Soo, if Sega were able to put through such a patent, anything using memory and storage chips would be royalties paid to Sega. :whiste:
It was fun as hell for someone like me. I absolutely enjoyed the challenge of keeping the DMAC packets going from pipe to pipe without stalls. Had to tripple buffer the VU1s 64k (?) so that the GS could read ready to render vertex data, VU could process the current data packet in place or have enough room for src and dest, then a third section allocated fir incoming DMA for the next packet of data. All happens concurrently in a heavily pipelined organization. The packet size and workload had to be experimented with such that by the time the current incoming DMA completed and it kicked off a VU1 execute on it it would stall for minimal time because GS would have JUST finished, as would the VU1 program currently running to xgkick another GS draw just in time, and go idle to accept the next VU1 execute request on the new data, and the stalled DMA would start uploading the next packet again to the new floating destination buffer. It was all about avoiding stalls just in time.
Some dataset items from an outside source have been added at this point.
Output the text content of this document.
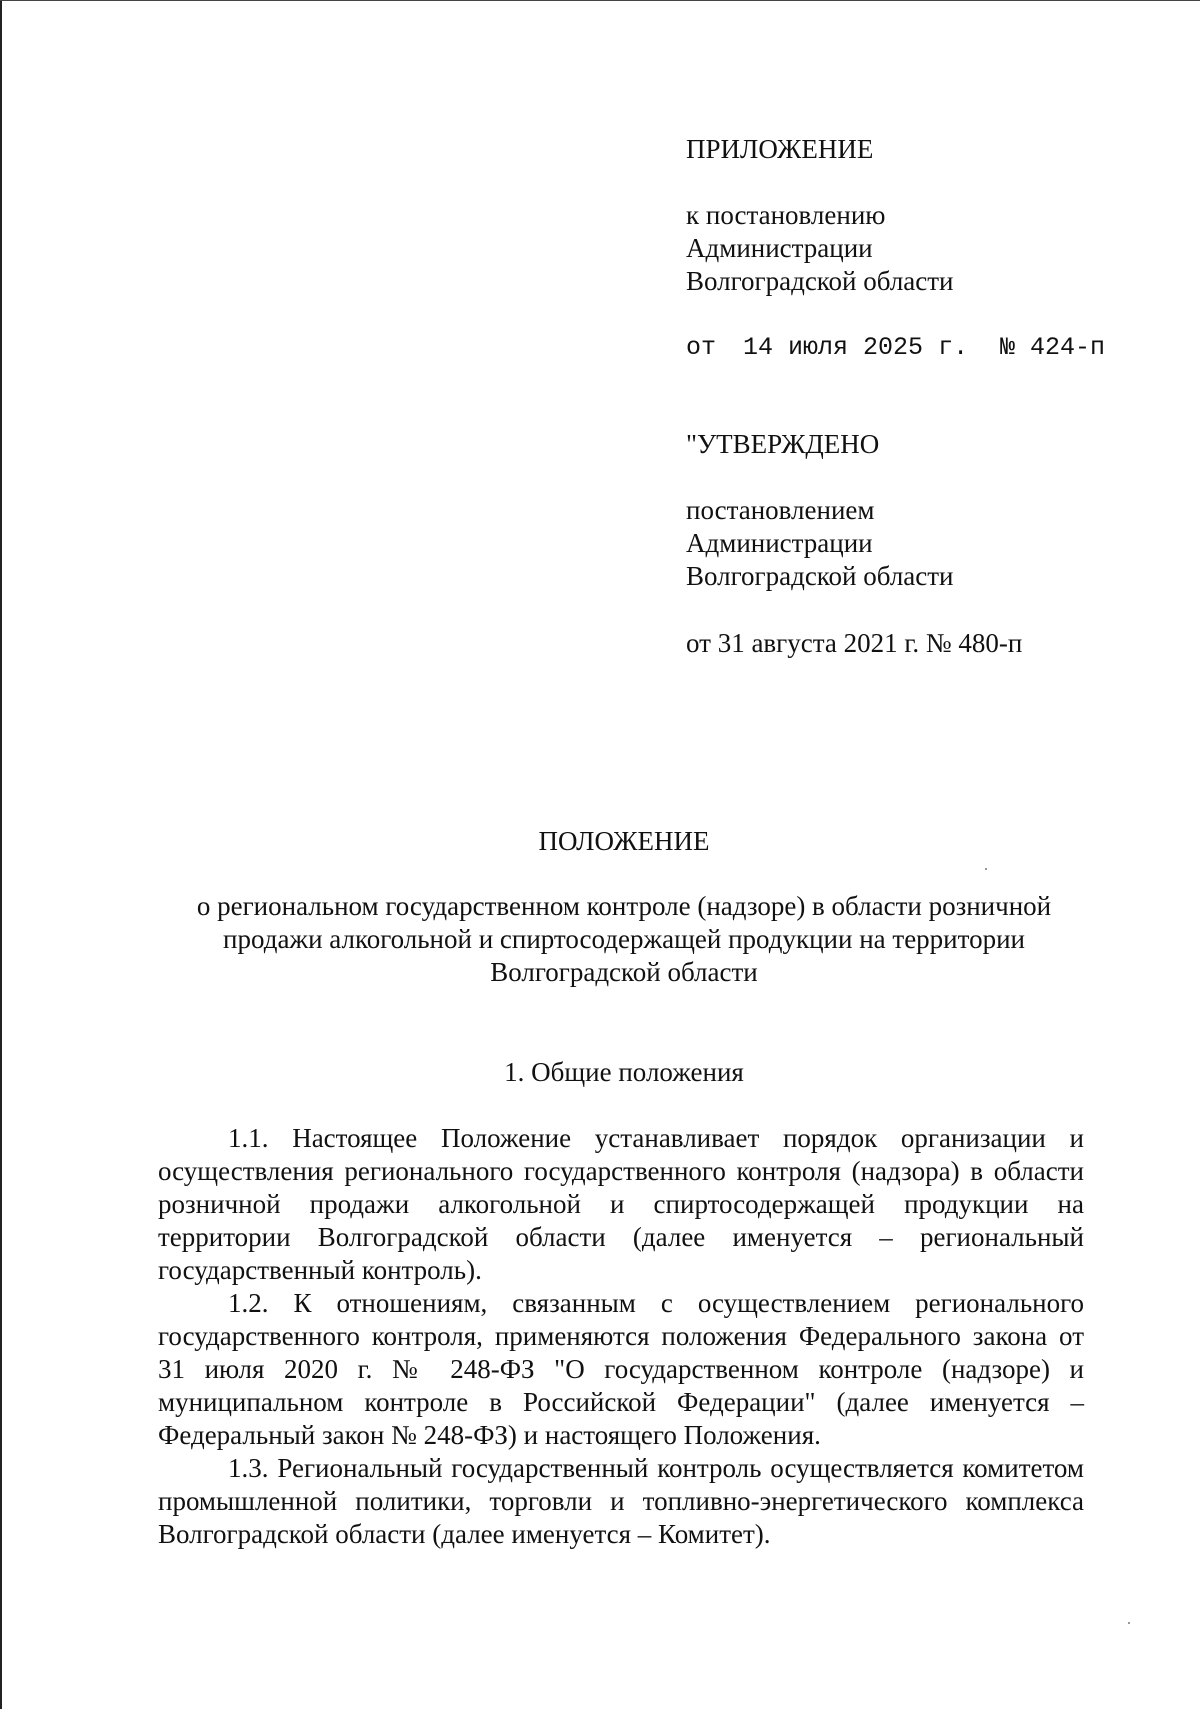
ПРИЛОЖЕНИЕ
к постановлению
Администрации
Волгоградской области
от 14 июля 2025 г. № 424-п
"УТВЕРЖДЕНО
постановлением
Администрации
Волгоградской области
от 31 августа 2021 г. № 480-п
ПОЛОЖЕНИЕ
о региональном государственном контроле (надзоре) в области розничной
продажи алкогольной и спиртосодержащей продукции на территории
Волгоградской области
1. Общие положения

1.1. Настоящее Положение устанавливает порядок организации и осуществления регионального государственного контроля (надзора) в области розничной продажи алкогольной и спиртосодержащей продукции на территории Волгоградской области (далее именуется – региональный государственный контроль).

1.2. К отношениям, связанным с осуществлением регионального государственного контроля, применяются положения Федерального закона от 31 июля 2020 г. № 248-ФЗ "О государственном контроле (надзоре) и муниципальном контроле в Российской Федерации" (далее именуется – Федеральный закон № 248-ФЗ) и настоящего Положения.

1.3. Региональный государственный контроль осуществляется комитетом промышленной политики, торговли и топливно-энергетического комплекса Волгоградской области (далее именуется – Комитет).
Btw EE (the R5900 MIPS main CPU) and VU0 were both idle and free to do their own thing simultaneously because the entire chain of events I just described is commanded entirely by the very intelligent DMA controller. You chain together packets with DMA headers and once you kick it off, the DMA just hops from DMA header to DMA header however many are chained, until its all done. So powerful. DMAC ruled the show, the CPU was just a resource. You could build an entire frame in sorted draw order in a DMA display list, including synchronized texture swaps and VU1 program changes and constants uploads all at once, and just send it off, meanwhile EE and VU0 are doing AI and physics and prepairing the next display list.
Then throw texture synchronization into the mix which bypassed VIF1 and went straight to GIF in parallel synchronized with dependent geometry by tags that stalled the VIF if the texture upload at the GIF wasn't completed by the time that geometry stream came up to bat.
Optimally you allocated remaining video memory for two textures: the one currently rendering , and the next one in sorted draw order being uploaded before its needed. PS2 was a streaming architecture, it was MADE to utilize GOBS of bus bandwidth to stream data as needed rather than keep things in memory at all times. And with 1MB of texture memory left after front, rear, and z buffers, you had no choice. If you tried to hoard memory and keep textures resident, you'd have low res 8 bit textures and an idle bus.
It was my favorite system to program for.
The first time you get a transformed, perspective projected clipped triangle on your TV and double check that your code only uploaded to VIF/VU1 and you didn't touch GS directly or perform ANY geometry processing on EE and confirm your VU1 transform and clip program is working, its straight up orgasmic :awe:
And VU programming in and of itself with its dual side by side scalar and SIMD instruction pairs executed simultaneously and having to pipeline vertex processing around the 4 cycle load/store and 7 cycle perspective divide was an art all of its own. God I love that system.
I used a DMS3 mod chip to boot from memory card into Pukklink IP loader and had Visual Studio configured to run gcc and send the elf to the IP client on the PC to reboot the PS2 and run the program over the LAN on hitting F5 and print back debug messages to the PC. VU programs I just organized in excel to work out my dual instruction dependencies, paste to notepad and assembled, and just included the output as raw block data in .h files in the main program.